The immigrants founded the church on June 4, 1811, and on June 5 a bicentennial celebration will be held.

At 10 a.m., Hutchison, the first female pastor of the church, and the Rev. Alan McLarty, president and conference minister of the Penn West Conference of the United Church of Christ, will lead a worship service.

The land, originally set aside for wealthy Danes, was donated by church members Jacob Brinker and Conrad Knappenberger. The name Denmark Manor stuck, but the Danes "just didn't come," she said.

Instead, "very hardworking German farmers came and established the area."
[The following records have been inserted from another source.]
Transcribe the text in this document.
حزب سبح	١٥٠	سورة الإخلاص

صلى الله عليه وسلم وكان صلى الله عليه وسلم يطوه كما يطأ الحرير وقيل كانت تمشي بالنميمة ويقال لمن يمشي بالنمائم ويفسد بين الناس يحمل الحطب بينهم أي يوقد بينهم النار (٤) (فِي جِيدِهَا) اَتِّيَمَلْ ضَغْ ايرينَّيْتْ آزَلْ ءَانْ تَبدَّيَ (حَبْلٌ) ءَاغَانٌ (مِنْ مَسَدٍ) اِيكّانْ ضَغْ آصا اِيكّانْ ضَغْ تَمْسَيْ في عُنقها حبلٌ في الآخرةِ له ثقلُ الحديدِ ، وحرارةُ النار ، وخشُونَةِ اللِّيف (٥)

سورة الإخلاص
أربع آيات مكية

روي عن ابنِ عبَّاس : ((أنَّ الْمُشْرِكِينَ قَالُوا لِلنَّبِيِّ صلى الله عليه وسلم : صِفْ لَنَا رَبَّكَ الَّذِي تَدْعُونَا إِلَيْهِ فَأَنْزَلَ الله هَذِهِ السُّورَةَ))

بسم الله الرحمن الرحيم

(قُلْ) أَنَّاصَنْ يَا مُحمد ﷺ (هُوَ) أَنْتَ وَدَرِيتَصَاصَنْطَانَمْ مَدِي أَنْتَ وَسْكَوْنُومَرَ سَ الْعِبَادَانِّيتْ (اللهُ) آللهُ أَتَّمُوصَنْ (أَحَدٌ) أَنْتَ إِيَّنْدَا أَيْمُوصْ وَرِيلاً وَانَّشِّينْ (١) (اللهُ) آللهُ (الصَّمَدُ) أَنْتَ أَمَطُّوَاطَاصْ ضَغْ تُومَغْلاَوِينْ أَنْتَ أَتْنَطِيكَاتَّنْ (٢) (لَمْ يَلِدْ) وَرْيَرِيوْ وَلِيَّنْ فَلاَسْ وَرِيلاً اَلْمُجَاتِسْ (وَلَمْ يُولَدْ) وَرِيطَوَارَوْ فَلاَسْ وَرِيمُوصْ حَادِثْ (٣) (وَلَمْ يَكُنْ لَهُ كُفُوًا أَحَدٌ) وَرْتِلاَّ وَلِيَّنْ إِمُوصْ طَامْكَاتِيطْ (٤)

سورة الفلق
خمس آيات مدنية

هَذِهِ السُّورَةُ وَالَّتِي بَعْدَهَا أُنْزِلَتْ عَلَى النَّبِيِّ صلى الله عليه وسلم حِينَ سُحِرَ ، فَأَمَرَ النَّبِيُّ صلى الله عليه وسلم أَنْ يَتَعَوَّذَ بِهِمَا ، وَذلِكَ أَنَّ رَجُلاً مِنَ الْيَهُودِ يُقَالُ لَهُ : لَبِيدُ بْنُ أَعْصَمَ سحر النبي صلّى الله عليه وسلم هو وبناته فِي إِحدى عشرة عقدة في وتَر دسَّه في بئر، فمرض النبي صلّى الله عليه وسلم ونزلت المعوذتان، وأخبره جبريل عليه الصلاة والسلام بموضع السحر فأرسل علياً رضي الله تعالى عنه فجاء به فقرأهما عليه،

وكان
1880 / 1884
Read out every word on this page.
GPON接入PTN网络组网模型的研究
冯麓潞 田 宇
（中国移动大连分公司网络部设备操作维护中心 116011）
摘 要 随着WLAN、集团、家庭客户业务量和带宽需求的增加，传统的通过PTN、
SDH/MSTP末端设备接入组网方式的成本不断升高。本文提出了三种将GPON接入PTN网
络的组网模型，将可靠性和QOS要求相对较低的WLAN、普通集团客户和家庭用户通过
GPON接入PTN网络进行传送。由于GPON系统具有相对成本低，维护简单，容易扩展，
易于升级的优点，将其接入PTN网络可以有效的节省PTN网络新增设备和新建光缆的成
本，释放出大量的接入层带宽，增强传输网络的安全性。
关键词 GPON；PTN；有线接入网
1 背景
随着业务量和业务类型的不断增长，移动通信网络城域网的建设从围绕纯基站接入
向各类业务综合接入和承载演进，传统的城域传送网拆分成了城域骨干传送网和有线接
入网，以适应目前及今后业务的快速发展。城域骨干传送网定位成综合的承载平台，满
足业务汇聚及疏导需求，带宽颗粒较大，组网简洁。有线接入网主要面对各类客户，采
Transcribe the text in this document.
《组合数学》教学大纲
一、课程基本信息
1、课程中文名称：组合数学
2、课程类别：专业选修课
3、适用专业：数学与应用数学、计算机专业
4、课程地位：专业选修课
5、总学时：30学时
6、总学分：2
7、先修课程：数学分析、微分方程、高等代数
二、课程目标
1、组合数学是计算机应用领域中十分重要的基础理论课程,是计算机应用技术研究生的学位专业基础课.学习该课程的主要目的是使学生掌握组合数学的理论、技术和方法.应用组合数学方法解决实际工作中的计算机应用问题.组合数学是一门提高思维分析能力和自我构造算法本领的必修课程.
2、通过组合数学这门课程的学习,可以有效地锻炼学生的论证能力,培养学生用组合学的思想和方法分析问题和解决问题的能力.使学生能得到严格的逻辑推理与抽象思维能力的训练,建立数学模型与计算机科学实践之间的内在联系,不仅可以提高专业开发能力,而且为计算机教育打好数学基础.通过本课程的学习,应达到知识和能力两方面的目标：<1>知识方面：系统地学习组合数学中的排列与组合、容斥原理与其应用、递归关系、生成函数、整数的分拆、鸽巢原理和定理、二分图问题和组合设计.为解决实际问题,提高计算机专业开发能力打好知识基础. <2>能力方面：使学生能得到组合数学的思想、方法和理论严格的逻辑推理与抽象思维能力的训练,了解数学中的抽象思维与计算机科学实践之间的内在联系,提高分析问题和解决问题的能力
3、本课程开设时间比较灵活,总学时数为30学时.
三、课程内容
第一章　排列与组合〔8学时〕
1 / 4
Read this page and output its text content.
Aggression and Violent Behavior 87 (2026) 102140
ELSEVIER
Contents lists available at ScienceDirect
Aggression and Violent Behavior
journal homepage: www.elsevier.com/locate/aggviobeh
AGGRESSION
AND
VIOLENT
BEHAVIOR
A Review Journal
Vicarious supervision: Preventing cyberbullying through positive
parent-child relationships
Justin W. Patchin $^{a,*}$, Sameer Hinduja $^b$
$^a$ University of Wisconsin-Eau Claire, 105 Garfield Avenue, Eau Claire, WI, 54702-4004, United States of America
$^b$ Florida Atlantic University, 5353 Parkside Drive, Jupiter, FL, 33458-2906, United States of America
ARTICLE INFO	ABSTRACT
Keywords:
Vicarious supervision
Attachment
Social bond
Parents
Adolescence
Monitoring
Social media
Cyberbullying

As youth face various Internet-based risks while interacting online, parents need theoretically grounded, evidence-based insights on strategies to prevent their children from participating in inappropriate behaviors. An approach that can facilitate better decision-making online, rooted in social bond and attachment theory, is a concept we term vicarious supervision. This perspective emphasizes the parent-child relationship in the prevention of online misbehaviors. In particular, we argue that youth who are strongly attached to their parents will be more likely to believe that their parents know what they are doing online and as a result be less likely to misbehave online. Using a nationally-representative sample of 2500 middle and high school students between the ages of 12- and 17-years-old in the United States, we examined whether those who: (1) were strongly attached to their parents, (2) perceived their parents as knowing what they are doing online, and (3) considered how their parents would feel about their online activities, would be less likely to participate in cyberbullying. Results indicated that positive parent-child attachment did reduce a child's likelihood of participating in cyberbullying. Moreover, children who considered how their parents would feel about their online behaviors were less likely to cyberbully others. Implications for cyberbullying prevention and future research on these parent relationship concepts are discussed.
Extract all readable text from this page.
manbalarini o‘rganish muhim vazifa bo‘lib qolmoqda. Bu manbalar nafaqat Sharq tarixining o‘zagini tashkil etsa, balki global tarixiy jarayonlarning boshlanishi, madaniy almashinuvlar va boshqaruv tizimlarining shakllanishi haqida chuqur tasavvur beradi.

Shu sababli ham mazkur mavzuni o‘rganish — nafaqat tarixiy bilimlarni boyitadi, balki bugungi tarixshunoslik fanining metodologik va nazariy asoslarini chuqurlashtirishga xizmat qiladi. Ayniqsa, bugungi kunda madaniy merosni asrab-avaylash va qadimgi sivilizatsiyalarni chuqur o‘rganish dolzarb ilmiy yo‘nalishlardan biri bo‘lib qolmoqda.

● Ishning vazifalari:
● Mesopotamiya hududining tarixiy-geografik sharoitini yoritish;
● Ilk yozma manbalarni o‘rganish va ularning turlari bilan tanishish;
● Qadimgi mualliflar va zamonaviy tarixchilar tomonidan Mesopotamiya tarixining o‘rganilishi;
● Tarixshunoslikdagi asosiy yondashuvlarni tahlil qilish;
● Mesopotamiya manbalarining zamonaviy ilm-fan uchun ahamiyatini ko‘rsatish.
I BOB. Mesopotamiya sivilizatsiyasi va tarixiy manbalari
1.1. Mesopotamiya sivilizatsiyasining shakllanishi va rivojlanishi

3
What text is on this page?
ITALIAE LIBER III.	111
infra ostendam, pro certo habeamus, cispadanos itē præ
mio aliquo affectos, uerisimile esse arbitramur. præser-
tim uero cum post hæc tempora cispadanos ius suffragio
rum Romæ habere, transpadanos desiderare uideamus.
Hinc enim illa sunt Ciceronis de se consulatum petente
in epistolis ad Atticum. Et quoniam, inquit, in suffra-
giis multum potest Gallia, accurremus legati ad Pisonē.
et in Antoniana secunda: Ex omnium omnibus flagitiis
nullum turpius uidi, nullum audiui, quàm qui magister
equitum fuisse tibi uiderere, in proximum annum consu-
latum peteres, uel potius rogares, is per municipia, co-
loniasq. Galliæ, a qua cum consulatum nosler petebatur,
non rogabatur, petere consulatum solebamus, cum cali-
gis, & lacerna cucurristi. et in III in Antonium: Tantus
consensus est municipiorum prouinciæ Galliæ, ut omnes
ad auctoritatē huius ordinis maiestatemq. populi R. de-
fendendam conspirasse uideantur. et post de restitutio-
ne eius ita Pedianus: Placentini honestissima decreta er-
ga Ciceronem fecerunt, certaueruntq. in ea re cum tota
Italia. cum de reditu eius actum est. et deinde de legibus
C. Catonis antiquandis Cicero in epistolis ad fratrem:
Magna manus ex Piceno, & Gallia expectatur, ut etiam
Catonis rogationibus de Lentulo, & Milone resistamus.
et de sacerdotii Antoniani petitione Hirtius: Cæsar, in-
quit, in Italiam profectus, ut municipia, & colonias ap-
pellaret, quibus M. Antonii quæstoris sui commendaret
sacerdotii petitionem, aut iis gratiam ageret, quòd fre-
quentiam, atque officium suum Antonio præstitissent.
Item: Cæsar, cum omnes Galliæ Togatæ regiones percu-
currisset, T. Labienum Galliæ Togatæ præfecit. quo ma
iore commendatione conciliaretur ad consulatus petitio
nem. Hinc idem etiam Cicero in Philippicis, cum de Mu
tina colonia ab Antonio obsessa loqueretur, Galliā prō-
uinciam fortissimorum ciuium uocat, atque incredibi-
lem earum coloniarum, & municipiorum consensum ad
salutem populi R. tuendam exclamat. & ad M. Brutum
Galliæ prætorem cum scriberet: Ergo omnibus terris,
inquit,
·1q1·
The original church was a small structure that had no heat, and worship services were conducted in German for about the first 50 years. The Rev. R.N. Hacke, the pastor of the church from 1819 to 1868, gradually moved the services to English.

In 1811, about 15 to 20 people originally worshipped at the small church. The church now has about 190 members, with 75 to 80 congregants worshipping regularly in a second meeting house built in 1888. At its peak in the 1960s, the church had about 300 members.

The steeple on the church built in 1888 was removed in the 1930s after it was struck by lightning a few times, said Sylvia Duncan, the church's unofficial historian, but "gorgeous, huge" stained-glass windows remain. The chancel furniture, including the pulpit, lectern, and chairs, also dates to 1888.

The grand piano in the church is "very, very old," Duncan said. "I wish I could give you a date."

And though the church has collected new members over the years, the same families continue to attend services.

"Every name that was associated with the church in 1811 still has descendants" who worship at the Export church, Duncan said.

Souvenirs commemorating the church's 200th anniversary, including small wooden replicas of the church, will be available throughout the event. The replicas "have a little bit of the church's history on the back," Hutchison said.